Will this insolvency-related aid make all the difference?
The suspension of the wrongful trading provisions will of course be welcome news for directors, as they can focus on continuing to pay staff, suppliers and the like even if they fear their business might fail. But in practice, we believe it is of limited significance given the mechanism of such actions being brought.
Where actions are being considered by a liquidator, they must always have in mind the fact that such claims will ultimately be brought before a judge, who has wide discretion as to the orders which can be made, including dismissing it altogether with a costs-order against the liquidator. As a result, a liquidator would have been unlikely to bring a claim in any event, where they would have considered there to be a risk of a judge throwing it out on the basis that a finding against the directors would be unequitable.
There is also a limited window to the suspension, and the measures are clearly not designed to protect directors of companies which had already incurred liabilities wrongfully prior to it. As such, these insolvency measures should not be considered as a lifeboat to keep afloat companies which were already in difficulty prior to the onset of Covid-19.

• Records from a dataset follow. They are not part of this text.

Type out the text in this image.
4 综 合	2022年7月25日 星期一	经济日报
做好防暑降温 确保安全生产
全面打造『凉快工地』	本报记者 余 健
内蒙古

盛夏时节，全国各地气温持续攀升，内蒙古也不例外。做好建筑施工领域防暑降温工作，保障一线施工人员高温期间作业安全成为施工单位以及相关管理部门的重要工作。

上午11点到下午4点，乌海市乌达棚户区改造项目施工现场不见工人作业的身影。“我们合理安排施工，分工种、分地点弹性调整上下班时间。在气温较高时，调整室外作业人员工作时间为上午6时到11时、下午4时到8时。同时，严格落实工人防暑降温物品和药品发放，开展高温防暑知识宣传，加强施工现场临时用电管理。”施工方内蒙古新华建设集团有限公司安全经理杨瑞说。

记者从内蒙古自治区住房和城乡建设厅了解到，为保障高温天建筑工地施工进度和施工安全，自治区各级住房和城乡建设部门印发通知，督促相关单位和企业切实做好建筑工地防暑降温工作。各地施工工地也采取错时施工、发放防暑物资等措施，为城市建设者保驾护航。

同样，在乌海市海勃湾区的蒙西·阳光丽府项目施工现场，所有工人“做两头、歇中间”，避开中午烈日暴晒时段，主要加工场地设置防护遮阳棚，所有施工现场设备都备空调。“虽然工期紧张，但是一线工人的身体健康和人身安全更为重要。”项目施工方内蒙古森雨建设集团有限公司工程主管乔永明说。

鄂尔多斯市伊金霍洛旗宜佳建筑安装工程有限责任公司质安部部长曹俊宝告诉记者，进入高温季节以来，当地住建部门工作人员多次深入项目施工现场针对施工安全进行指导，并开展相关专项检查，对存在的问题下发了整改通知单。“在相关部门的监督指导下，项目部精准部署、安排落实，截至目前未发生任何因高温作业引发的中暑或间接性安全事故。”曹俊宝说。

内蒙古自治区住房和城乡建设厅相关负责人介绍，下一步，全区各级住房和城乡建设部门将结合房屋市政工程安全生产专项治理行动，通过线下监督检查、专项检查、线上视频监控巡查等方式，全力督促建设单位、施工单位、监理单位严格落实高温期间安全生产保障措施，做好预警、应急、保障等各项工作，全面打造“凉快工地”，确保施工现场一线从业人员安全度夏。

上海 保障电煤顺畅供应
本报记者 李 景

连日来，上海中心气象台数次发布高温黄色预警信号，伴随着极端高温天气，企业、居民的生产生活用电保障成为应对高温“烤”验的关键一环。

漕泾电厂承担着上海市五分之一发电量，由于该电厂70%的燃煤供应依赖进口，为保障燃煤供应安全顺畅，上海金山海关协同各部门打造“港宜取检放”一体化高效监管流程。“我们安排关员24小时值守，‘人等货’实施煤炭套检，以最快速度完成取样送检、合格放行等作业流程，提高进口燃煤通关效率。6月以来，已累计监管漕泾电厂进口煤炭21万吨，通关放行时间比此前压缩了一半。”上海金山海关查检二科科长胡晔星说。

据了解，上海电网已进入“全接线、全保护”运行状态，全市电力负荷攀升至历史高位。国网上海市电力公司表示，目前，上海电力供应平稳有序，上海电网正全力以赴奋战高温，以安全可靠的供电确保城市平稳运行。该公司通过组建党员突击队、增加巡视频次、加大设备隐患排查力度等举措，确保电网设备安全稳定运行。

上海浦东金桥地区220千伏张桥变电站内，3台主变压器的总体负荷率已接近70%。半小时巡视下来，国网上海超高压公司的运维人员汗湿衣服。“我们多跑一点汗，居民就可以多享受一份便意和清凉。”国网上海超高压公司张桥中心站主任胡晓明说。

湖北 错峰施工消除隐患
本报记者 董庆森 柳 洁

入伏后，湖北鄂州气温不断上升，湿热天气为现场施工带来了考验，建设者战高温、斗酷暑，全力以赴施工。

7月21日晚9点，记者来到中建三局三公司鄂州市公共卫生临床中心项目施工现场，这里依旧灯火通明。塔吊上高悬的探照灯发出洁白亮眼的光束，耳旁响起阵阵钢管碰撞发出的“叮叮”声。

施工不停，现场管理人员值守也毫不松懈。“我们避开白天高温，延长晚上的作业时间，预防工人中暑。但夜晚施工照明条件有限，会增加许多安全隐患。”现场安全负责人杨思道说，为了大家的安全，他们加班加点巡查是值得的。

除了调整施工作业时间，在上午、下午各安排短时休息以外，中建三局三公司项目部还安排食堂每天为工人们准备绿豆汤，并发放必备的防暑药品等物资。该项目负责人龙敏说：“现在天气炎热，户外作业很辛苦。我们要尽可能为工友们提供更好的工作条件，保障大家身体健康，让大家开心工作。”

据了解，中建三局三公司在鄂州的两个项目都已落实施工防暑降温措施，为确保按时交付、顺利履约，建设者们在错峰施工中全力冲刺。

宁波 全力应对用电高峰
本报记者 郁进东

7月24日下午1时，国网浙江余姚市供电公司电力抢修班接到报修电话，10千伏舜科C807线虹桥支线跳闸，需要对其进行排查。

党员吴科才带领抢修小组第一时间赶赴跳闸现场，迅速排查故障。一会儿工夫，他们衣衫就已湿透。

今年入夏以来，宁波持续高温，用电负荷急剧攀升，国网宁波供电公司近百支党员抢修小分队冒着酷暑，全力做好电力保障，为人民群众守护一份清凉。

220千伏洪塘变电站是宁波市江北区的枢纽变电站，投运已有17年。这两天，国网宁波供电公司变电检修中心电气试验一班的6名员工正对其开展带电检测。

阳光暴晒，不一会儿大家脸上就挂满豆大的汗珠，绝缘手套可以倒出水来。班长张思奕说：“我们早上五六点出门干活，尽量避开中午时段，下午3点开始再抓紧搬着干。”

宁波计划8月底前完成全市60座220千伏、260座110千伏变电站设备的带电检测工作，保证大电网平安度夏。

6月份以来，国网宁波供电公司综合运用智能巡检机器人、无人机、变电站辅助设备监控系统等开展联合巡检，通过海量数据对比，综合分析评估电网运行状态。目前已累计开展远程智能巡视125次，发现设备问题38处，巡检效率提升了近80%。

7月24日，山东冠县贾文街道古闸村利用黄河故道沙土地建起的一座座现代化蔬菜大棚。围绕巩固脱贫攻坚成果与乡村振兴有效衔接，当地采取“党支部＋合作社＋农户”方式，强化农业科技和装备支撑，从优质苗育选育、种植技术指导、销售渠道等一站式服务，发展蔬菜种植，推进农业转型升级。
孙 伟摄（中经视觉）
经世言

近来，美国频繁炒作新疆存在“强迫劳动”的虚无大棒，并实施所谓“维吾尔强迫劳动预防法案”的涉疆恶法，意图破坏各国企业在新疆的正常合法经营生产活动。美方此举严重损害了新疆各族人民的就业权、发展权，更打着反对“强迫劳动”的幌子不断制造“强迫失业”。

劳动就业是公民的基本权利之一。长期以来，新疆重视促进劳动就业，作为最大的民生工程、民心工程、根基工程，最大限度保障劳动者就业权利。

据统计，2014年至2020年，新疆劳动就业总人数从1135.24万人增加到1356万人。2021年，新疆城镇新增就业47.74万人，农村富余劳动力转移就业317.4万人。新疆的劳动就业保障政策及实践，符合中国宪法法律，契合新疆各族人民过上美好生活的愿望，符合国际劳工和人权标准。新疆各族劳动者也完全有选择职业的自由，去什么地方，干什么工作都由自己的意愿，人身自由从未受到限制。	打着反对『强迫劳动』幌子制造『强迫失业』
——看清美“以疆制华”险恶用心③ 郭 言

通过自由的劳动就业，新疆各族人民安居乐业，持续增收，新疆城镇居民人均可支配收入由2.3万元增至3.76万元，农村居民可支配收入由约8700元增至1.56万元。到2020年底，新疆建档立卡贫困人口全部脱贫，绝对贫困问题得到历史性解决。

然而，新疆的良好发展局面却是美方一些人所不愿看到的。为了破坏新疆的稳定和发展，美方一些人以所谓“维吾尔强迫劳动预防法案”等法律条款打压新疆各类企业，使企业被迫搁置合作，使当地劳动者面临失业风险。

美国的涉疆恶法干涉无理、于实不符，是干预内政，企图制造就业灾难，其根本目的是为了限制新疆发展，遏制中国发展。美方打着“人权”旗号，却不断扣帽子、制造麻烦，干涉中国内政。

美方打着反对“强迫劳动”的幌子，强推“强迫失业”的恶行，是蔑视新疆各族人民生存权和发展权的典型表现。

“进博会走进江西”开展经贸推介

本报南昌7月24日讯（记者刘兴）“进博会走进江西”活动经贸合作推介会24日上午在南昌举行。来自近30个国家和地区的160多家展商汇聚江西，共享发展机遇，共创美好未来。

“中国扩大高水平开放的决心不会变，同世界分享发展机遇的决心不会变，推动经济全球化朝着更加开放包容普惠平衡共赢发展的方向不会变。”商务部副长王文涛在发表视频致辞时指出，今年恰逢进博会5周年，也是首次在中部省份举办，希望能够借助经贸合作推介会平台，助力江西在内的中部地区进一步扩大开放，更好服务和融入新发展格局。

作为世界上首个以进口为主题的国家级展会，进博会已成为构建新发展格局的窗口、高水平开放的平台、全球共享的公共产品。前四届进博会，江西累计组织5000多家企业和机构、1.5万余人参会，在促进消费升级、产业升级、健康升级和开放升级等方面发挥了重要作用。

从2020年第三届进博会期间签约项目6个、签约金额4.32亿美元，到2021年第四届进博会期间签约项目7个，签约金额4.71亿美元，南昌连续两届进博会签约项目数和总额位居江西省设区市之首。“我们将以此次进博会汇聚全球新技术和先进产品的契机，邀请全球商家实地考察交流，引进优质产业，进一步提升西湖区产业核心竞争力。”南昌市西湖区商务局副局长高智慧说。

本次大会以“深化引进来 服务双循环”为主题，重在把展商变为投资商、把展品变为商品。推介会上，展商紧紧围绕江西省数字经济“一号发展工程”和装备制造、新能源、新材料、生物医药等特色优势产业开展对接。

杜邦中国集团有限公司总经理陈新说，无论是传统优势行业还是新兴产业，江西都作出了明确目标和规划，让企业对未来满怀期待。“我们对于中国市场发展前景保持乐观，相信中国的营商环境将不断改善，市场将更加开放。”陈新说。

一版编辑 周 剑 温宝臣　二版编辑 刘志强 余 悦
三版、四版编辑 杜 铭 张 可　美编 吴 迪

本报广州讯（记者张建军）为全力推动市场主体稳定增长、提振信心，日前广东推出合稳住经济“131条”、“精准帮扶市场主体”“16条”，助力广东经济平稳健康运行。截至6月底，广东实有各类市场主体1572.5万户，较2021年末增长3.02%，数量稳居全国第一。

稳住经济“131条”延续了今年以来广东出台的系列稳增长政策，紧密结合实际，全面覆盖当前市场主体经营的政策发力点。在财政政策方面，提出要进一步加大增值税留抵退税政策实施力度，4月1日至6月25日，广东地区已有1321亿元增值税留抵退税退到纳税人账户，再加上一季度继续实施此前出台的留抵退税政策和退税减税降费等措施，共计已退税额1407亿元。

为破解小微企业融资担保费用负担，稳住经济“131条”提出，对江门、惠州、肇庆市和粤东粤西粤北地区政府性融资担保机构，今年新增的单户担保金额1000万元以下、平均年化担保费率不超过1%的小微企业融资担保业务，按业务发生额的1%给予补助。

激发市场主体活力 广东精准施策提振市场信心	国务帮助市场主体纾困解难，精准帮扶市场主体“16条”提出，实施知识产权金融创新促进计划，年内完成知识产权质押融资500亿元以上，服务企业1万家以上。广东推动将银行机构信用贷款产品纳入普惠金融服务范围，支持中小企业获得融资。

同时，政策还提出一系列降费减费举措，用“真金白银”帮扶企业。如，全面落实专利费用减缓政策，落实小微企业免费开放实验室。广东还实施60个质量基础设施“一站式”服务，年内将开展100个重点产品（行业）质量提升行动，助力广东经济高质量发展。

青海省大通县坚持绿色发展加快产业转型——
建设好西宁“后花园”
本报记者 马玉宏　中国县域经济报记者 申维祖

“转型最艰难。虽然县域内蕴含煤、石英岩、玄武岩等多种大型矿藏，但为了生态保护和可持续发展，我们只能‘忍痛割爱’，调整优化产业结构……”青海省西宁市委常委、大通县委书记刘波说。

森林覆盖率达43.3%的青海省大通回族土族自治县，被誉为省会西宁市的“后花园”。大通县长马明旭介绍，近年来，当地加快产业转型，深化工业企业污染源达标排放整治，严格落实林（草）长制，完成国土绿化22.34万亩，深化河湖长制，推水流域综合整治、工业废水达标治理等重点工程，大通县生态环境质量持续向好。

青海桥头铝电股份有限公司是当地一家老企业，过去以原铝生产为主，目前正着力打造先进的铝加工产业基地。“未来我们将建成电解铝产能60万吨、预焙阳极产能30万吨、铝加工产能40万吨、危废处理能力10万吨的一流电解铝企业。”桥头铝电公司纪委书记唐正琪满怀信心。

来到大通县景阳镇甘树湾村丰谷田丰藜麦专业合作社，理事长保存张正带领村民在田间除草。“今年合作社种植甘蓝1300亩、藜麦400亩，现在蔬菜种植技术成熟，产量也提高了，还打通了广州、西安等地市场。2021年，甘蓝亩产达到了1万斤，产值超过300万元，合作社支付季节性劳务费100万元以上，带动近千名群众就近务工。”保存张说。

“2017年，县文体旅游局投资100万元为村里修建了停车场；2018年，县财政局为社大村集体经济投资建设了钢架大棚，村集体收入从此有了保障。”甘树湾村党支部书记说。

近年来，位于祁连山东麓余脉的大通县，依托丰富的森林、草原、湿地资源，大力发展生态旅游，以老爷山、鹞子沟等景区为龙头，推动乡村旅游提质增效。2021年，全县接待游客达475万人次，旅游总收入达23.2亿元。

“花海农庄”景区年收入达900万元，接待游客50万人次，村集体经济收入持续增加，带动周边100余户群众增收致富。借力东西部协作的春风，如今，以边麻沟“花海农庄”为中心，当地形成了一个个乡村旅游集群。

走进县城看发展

Finally pay high regard; beware if furloughing, enlist if unsure
Given the above, and the continuance of the other powers available to challenge the conduct of directors, it is still necessary for ‘Ltd’ contractors to pay a high regard to their duties in these challenging times. Arguably, this is of particular significance where directors have furloughed themselves – which is the centrepiece of another seemingly well-intended policy but also one where the execution and impact both look off, at least at this still potentially early stage of the pandemic. Further unifying the Job Retention Scheme and the suspension of the Wrongful Trading rules -- if in doubt, don’t act; enlist advice as early as possible.